Faire état de l’inadéquation de la politique énergétique européenne ne dédouane pas ce gouvernement pour autant. Il est inacceptable d’avoir accepté et encouragé de la sorte le sabordage de l’un de nos principaux avantages compétitifs. Car aucune résistance, aucune exigence n’a été opposée aux instances européennes. Comme à l’ordinaire, la droite française se pare des contraintes européennes pour accomplir ses rêves les plus fous.
Les fondements d’une alternative existent et sont au cœur des propositions du Parti Socialiste : nous porterons nos efforts sur le développement des interconnexions électriques européennes, pour renforcer la stabilité des systèmes électriques et favoriser les coopérations entre opérateurs européens, sur la pérennisation de notre production énergétique et la promotion d’alternatives, avant tout celle qui consiste à renforcer les économies d’énergie.
Les défenseurs de ce projet de loi nous objectent qu’il contraindra à une plus grande sobriété énergétique, par le renchérissement du coût de l’électricité. Cette version punitive de la transition énergétique n’est pas la nôtre. Nous prônons une autre voie, celle d’une « croissance saine », qui permettrait de faire bénéficier nos concitoyens d’un tarif abordable pour leurs besoins vitaux en gaz ou en électricité, et d’augmenter les tarifs quand la consommation dépasse ce seuil.
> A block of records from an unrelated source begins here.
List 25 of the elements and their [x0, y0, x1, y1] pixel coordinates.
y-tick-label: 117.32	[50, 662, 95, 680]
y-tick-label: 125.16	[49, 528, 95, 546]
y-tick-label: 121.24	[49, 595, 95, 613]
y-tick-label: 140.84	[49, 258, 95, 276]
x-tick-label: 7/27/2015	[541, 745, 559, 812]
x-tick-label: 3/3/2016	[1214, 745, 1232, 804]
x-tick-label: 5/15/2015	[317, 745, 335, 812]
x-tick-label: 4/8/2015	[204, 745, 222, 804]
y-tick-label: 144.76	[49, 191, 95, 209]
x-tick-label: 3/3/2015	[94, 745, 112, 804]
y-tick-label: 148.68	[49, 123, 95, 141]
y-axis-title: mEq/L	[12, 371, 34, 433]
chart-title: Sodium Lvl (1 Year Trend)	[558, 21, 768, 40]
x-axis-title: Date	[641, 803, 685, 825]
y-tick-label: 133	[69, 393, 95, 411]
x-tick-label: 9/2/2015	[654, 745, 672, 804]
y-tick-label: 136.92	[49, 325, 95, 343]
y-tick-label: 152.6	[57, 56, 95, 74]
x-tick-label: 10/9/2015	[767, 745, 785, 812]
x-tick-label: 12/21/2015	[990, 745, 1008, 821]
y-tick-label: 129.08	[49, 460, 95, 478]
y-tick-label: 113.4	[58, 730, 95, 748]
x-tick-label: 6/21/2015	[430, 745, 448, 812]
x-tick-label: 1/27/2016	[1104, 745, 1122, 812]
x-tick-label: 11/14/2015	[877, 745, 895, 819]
En parallèle, à l’instar de ce qui a été mis en place au Québec, un dispositif pourrait permettre de rémunérer directement l’économie d’énergie réalisée par rapport à l’exercice précédent.
Il est encore temps de changer la donne, de refuser d’abandonner notre pays et nos concitoyens à une précarisation énergétique inéluctable, et de remanier ou abandonner ce texte.
A plus long terme, et plutôt que la mise en place de ces situations ubuesques de mise en concurrence forcenée, c’est une révision complète de la politique communautaire qu’il nous faut viser. Il est temps que la droite européenne cesse de faire de la concurrence le dogme absolu de l’Union européenne, pour remettre la solidarité en son cœur. Plus largement, la puissance publique doit se réapproprier l’ensemble des grandes infrastructures d’intérêt continental, comme les chemins de fer ou les équipement de distribution d’énergie.
Échapper à la dictature du court terme, voilà notre objectif. Cela demande du courage, de la volonté politique et une véritable ambition pour l’Europe et la France.